Computational Systems Biochemistry Research Group, Max-Planck Institute of Biochemistry, Martinsried, Germany.
Systems Biology of Membrane Trafficking Research Group, Max-Planck Institute of Biochemistry, Martinsried, Germany.
Curr Protoc Bioinformatics. 2020 Sep;71(1):e105. doi: 10.1002/cpbi.105.
The Perseus software provides a comprehensive framework for the statistical analysis of large-scale quantitative proteomics data, also in combination with other omics dimensions. Rapid developments in proteomics technology and the ever-growing diversity of biological studies increasingly require the flexibility to incorporate computational methods designed by the user. Here, we present the new functionality of Perseus to integrate self-made plugins written in C#, R, or Python.
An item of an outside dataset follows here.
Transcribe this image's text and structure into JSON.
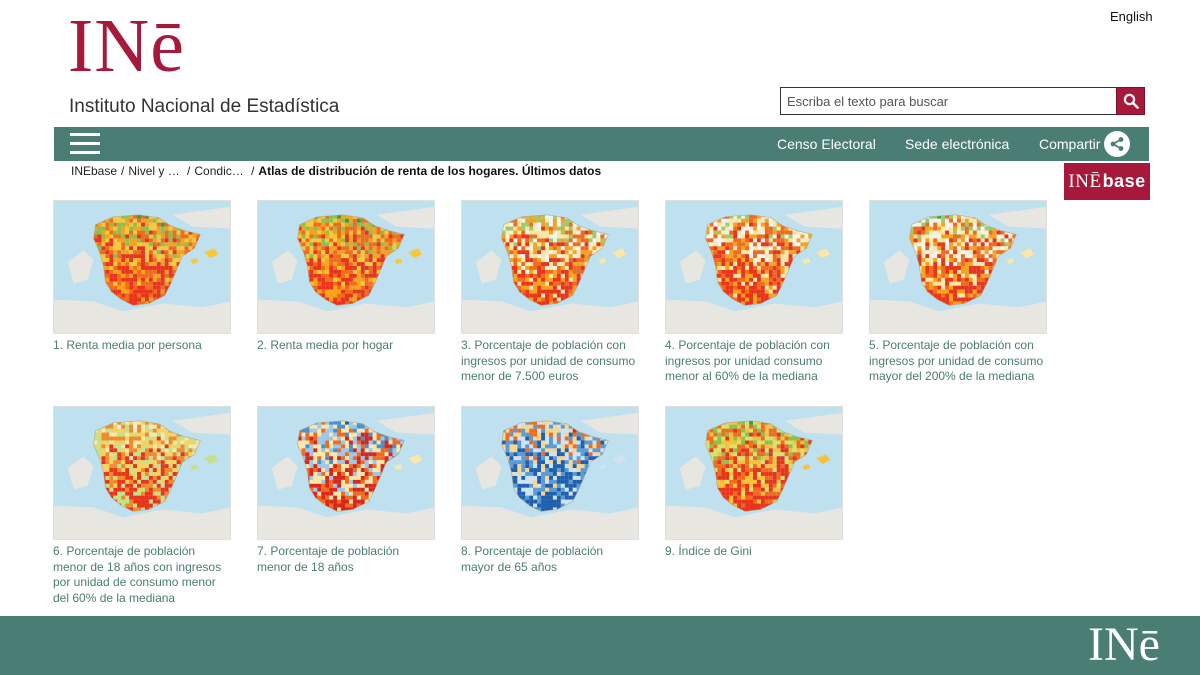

The user-written codes will be fully integrated into the Perseus data analysis workflow as custom activities. This also makes language-specific R and Python libraries from CRAN (cran.r-project.org), Bioconductor (bioconductor.org), PyPI (pypi.org), and Anaconda (anaconda.org) accessible in Perseus. The different available approaches are explained in detail in this article. To facilitate the distribution of user-developed plugins among users, we have created a plugin repository for community sharing and filled it with the examples provided in this article and a collection of already existing and more extensive plugins. © 2020 The Authors. Basic Protocol 1: Basic steps for R plugins Support Protocol 1: R plugins with additional arguments Basic Protocol 2: Basic steps for python plugins Support Protocol 2: Python plugins with additional arguments Basic Protocol 3: Basic steps and construction of C# plugins Basic Protocol 4: Basic steps of construction and connection for R plugins with C# interface Support Protocol 4: Advanced example of R Plugin with C# interface: UMAP Basic Protocol 5: Basic steps of construction and connection for python plugins with C# interface Support Protocol 5: Advanced example of python plugin with C# interface: UMAP Support Protocol 6: A basic workflow for the analysis of label-free quantification proteomics data using perseus.
Perseus 软件为大规模定量蛋白质组学数据的统计分析提供了一个全面的框架,也可以与其他组学维度结合使用。蛋白质组学技术的快速发展和生物研究的不断多样化,越来越需要灵活地纳入用户设计的计算方法。在这里,我们介绍了 Perseus 的新功能,以集成用 C#、R 或 Python 编写的自制插件。用户编写的代码将作为自定义活动完全集成到 Perseus 数据分析工作流程中。这也使得来自 CRAN(cran.r-project.org)、Bioconductor(bioconductor.org)、PyPI(pypi.org)和 Anaconda(anaconda.org)的特定于语言的 R 和 Python 库在 Perseus 中可用。本文详细解释了不同的可用方法。为了方便用户之间分发用户开发的插件,我们创建了一个插件存储库,用于社区共享,并在其中填充了本文提供的示例以及已经存在的更广泛的插件集合。© 2020 作者。基本协议 1:R 插件的基本步骤支持协议 1:带附加参数的 R 插件基本协议 2:Python 插件的基本步骤支持协议 2:带附加参数的 Python 插件基本协议 3:C#插件的基本步骤和构造基本协议 4:带 C#接口的 R 插件的基本步骤和构造支持协议 4:带 C#接口的 R 插件的高级示例:UMAP 基本协议 5:带 C#接口的 Python 插件的基本步骤和构造支持协议 5:带 C#接口的 Python 插件的高级示例:UMAP 支持协议 6:使用 Perseus 分析无标记定量蛋白质组学数据的基本工作流程。